Зал разделен эстрадой на две половины. Внизу рядами ученицы в пестрых форменных платьях, кончающие сегодня полный курс своего образования (один год), девушки‑невесты в шелковых желтых платьях, с легкой белой фатой на растрепанных черных волосах. У них тяжелые, преждевременно созревшие груди, горячие глаза восточных женщин и лицемерная чопорность богатейших невест базара, жестокая детская спесь и в то же время длинные шершавые руки, пальцы в чернильных пятнах, застенчивая походка школьниц. Возле девушек «мунши» (учительница) в европейской громадной шляпе и, как мне кажется издали, с орденом Красного Знамени на пышной груди. Кончающих всего пятнадцать, все остальные гораздо моложе – от шести до восьми лет. Эти прелестны. Совсем маленькие, они не умеют еще ханжески опускать глаза, не рассматривают с нездоровым любопытством трех желторожих дядей, каким‑то чудом попавших на женскую половину, не поджимают губы и не складывают ладони блюдечком при виде корана.

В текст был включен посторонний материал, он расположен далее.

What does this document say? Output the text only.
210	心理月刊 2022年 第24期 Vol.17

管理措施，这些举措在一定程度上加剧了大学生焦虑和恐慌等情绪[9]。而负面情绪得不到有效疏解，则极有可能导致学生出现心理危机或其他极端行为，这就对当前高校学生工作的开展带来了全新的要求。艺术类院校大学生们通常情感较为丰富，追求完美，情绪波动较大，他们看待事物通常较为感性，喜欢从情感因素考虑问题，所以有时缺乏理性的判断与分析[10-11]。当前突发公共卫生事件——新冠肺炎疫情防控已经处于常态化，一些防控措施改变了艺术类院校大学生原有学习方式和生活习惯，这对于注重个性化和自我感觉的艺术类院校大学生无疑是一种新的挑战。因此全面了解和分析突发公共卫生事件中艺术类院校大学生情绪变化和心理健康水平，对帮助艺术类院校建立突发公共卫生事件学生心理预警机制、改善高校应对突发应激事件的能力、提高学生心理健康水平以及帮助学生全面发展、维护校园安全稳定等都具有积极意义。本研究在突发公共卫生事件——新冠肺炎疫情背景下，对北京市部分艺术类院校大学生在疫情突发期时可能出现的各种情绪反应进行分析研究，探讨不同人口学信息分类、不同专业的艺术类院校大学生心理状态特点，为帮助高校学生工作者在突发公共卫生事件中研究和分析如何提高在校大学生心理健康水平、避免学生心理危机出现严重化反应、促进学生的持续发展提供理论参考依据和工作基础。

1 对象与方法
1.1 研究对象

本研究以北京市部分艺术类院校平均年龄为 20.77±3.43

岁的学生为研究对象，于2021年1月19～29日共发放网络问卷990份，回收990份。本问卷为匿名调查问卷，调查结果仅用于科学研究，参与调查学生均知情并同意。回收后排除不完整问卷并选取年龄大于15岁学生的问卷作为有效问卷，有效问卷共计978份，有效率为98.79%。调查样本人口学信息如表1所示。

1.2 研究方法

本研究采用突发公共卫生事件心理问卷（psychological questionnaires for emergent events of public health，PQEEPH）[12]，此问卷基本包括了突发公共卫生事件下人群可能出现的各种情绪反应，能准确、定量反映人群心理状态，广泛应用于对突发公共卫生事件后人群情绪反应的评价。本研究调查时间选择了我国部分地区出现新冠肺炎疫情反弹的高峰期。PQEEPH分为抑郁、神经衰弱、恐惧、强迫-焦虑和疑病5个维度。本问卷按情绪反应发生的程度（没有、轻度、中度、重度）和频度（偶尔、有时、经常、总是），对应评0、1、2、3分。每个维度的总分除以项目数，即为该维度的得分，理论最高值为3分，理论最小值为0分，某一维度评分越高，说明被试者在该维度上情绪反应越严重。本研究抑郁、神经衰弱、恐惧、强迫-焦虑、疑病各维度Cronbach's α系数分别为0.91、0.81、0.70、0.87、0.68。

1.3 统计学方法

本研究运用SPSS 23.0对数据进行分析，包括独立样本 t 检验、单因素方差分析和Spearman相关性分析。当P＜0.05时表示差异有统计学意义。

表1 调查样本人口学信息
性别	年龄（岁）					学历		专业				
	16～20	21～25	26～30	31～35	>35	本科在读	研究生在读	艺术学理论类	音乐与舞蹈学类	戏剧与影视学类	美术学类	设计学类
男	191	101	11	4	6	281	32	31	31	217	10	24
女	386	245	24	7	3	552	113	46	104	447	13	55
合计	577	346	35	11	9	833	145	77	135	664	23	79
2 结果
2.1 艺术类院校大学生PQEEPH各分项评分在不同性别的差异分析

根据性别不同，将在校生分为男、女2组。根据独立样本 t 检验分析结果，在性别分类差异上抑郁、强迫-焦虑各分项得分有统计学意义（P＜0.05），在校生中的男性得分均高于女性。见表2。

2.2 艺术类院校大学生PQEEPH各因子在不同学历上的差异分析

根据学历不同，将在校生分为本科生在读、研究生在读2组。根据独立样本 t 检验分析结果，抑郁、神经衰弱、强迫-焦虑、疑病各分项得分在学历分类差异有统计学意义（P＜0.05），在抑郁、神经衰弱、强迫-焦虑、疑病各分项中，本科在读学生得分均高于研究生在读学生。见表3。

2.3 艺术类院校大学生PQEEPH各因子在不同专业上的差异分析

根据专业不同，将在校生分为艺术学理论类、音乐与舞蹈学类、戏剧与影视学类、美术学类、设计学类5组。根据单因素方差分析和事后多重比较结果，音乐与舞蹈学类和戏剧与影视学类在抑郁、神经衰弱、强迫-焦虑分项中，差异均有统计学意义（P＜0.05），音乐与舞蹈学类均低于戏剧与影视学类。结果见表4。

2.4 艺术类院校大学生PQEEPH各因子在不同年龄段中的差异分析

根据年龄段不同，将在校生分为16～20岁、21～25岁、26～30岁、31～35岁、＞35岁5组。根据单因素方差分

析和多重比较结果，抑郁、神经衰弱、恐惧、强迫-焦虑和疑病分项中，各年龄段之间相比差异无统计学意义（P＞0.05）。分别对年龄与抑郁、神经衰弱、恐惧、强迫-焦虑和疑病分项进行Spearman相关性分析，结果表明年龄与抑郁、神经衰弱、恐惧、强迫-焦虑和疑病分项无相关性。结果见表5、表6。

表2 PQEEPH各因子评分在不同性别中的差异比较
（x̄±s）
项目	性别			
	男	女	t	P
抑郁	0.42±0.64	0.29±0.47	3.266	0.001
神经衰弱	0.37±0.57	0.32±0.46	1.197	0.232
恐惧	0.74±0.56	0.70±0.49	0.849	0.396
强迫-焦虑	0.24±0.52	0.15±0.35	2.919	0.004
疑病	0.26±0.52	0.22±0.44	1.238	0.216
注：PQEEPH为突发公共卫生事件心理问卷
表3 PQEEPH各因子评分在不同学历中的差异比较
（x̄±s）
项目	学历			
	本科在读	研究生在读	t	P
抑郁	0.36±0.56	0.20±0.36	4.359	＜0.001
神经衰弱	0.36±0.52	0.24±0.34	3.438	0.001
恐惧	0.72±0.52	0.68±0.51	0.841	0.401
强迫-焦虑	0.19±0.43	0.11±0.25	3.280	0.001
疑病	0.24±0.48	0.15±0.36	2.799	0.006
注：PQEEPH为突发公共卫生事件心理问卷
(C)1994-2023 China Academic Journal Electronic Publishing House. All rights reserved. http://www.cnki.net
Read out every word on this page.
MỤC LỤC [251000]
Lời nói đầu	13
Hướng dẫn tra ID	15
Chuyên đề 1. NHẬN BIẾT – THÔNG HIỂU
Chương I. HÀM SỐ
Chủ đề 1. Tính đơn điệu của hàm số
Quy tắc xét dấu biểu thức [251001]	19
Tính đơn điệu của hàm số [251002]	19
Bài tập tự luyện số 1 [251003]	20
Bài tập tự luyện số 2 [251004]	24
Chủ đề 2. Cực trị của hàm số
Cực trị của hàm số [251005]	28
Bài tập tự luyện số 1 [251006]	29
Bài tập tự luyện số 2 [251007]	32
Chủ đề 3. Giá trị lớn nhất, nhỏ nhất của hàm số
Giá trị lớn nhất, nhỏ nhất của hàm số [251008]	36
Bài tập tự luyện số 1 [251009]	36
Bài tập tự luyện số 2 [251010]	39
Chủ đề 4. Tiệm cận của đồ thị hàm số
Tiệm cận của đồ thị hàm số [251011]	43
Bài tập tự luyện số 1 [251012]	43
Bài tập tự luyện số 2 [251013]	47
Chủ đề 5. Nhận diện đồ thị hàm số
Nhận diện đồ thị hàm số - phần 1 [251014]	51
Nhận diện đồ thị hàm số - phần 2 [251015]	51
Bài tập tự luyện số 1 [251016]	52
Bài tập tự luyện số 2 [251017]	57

В толпе детей, тяжело переступая ногами слоновой толщины, прогуливаются старухи‑мамки. Это пожилые вольноотпущенницы, у которых на желтом морщинистом лбу, под складками прозрачной ткани еще видно голубоватую звездочку, – знак их рабства, упраздненного всего три года тому назад, – память далекой родины – Индии, Аравии или Турции. Для этих старух, сохранивших свой старинный костюм, – на плечах дивной яркости кашемировую шаль, на голове белоснежную фату и такие же шаровары, обшитые внизу гремушками, – этот первый в Афганистане праздник женского просвещения – нечто непостижимое и незабываемое.

С трясущимися головами, с глазами, которые туманит дряхлость и волнение, они пробираются вперед, слушают, смутно чувствуя, что с этим днем их старая жизнь окончена. Они утирают слезы и сквозь слезы улыбаются не то чуждому будущему, не то кивают смерти, которая стоит и ждет за плечами этих девочек. Толстые и добродушные слонихи умиленно дремлют, когда солнцу сквозь вечно‑юные узоры индийской одежды удается прогреть горы их ленивого жира, – спины и груди, раздутые до чудовищных пределов, лоснящиеся под бледно‑розовым, сиреневым и лимонным шелком. Но есть и другие: сухие и подвижные, до сих пор сохранившие следы когда‑то небывалой красоты. Их брови выгнуты, как агатовые арки на высохшем лбу, их глаза лежат в глубине сухих впадин, как черные ночные драгоценности. Это те, которые умели в жизни только любить и создали целую науку любви, целый культ нежных ухищрений: они подбирали оттенки страстей, как пестрые шелка на праздничном ковре. Они состарились, но их лица сохранили какую‑то мудрую грацию, – улыбку жриц, служивших мучительному, но прекрасному богу прихоти. И вдруг вместо того, чтобы учить девушек тайнам взгляда и улыбки, искусству пляски, сопровождаемой двумя серебряными гремушками, двумя поющими у пояса серебряными голубями, их учат решать задачи с ценой на ячмень, «сабзу» и рис. Старые куртизанки неприязненно позванивают запястьями, шелестят своими шелками, как опавшими осенними листьями, и думают о том, что из этих воспитанниц не выйдет ни одной царицы улья, способной жалить и любить, расточать смерть и счастье, похожие на старинные песни.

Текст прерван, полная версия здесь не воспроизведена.